I remembered the day she went. I’d overheard my parents telling Maddy why Molly would be out of school for a few weeks. Molly was still claiming she hadn’t taken anything, but the school had two positive test results showing otherwise. Mom wanted to know if anybody else on the team was using drugs. Dad wanted to know if Maddy had ever taken anything. I clearly remembered Maddy denying everything. Everything.

I sifted through the scraps of paper on the bed, trying to figure out why my sister was keeping bits and pieces of information on a person she’d essentially shunned. There wasn’t a personal note in there. Aside from the clinic’s handwritten address, everything she had collected was official—letters from the school about the incident, newspaper clippings, photos. Nothing gave me a clue about why Maddy seemed to have been secretly obsessed with Molly.

Every shoe box in the closet got opened, every drawer in her desk was torn apart, each of her ten unused purses was searched, but I found nothing. Not a ribbon-tied stack of letters from Alex.
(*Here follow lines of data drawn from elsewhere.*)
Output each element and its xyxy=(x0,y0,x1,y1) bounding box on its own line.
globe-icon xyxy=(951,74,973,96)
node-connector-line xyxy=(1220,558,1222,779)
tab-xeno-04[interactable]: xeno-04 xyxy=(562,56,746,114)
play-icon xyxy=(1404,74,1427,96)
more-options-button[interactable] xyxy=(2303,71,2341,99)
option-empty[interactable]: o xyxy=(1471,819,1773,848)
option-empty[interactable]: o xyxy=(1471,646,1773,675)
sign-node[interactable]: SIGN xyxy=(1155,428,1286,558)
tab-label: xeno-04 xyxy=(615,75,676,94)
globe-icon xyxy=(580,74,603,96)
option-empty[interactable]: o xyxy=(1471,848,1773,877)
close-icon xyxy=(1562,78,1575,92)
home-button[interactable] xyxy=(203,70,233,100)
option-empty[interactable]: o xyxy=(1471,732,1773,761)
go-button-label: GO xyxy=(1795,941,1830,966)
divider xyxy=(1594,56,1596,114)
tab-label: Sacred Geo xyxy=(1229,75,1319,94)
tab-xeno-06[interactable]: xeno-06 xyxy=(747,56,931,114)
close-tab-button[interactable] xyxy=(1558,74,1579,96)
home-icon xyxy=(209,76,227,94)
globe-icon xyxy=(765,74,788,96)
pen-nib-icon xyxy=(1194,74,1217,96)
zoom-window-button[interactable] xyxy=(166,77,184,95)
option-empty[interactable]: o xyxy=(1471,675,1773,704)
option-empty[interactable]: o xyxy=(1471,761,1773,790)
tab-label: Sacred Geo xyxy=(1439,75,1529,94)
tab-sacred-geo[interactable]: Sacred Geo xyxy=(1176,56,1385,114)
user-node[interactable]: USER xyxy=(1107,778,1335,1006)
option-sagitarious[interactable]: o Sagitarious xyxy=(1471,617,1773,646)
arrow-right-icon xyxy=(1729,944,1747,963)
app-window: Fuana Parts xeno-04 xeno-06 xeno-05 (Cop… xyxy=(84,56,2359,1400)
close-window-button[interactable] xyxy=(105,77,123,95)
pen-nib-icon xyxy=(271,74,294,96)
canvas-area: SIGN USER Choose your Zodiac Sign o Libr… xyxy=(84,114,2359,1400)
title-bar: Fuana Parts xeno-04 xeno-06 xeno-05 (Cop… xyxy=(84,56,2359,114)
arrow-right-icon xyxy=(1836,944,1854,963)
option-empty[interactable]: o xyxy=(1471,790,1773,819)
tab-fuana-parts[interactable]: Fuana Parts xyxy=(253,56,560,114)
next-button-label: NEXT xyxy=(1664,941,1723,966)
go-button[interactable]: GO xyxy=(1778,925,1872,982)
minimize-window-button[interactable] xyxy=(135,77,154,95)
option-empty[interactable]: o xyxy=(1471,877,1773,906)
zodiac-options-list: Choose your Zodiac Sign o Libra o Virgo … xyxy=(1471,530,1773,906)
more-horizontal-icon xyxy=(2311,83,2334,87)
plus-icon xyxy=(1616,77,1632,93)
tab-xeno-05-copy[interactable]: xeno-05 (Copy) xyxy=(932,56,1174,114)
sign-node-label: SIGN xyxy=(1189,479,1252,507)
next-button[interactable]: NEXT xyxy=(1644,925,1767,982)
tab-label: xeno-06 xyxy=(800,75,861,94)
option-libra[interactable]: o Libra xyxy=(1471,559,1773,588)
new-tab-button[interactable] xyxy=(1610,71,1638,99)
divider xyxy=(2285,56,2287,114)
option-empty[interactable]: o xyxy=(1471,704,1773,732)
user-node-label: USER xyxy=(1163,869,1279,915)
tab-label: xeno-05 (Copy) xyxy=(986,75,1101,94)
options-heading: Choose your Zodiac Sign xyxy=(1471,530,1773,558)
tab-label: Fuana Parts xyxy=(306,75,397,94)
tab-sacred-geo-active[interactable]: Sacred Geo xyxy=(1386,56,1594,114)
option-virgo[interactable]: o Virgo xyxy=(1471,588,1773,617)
Not a scrapbook of Maddy’s own accomplishments. Nothing but that shoe box outlining my life and Molly’s demise.

I tossed everything related to me back into the box and neatly stacked the papers referencing Molly into one pile, then shoved it under the mattress where the pills were. I no longer cared about the last two field hockey games of the season, or the dance, or how I was going to lie my way out of going to either. I was concerned with one thing—finding out what Maddy had done to Molly and why.





33

As far as I could tell, Dad hadn’t come home last night. His car wasn’t in the driveway, and the coffee cup he always used was still sitting in the cabinet. I let myself believe he was traveling; that was better than contemplating the obvious.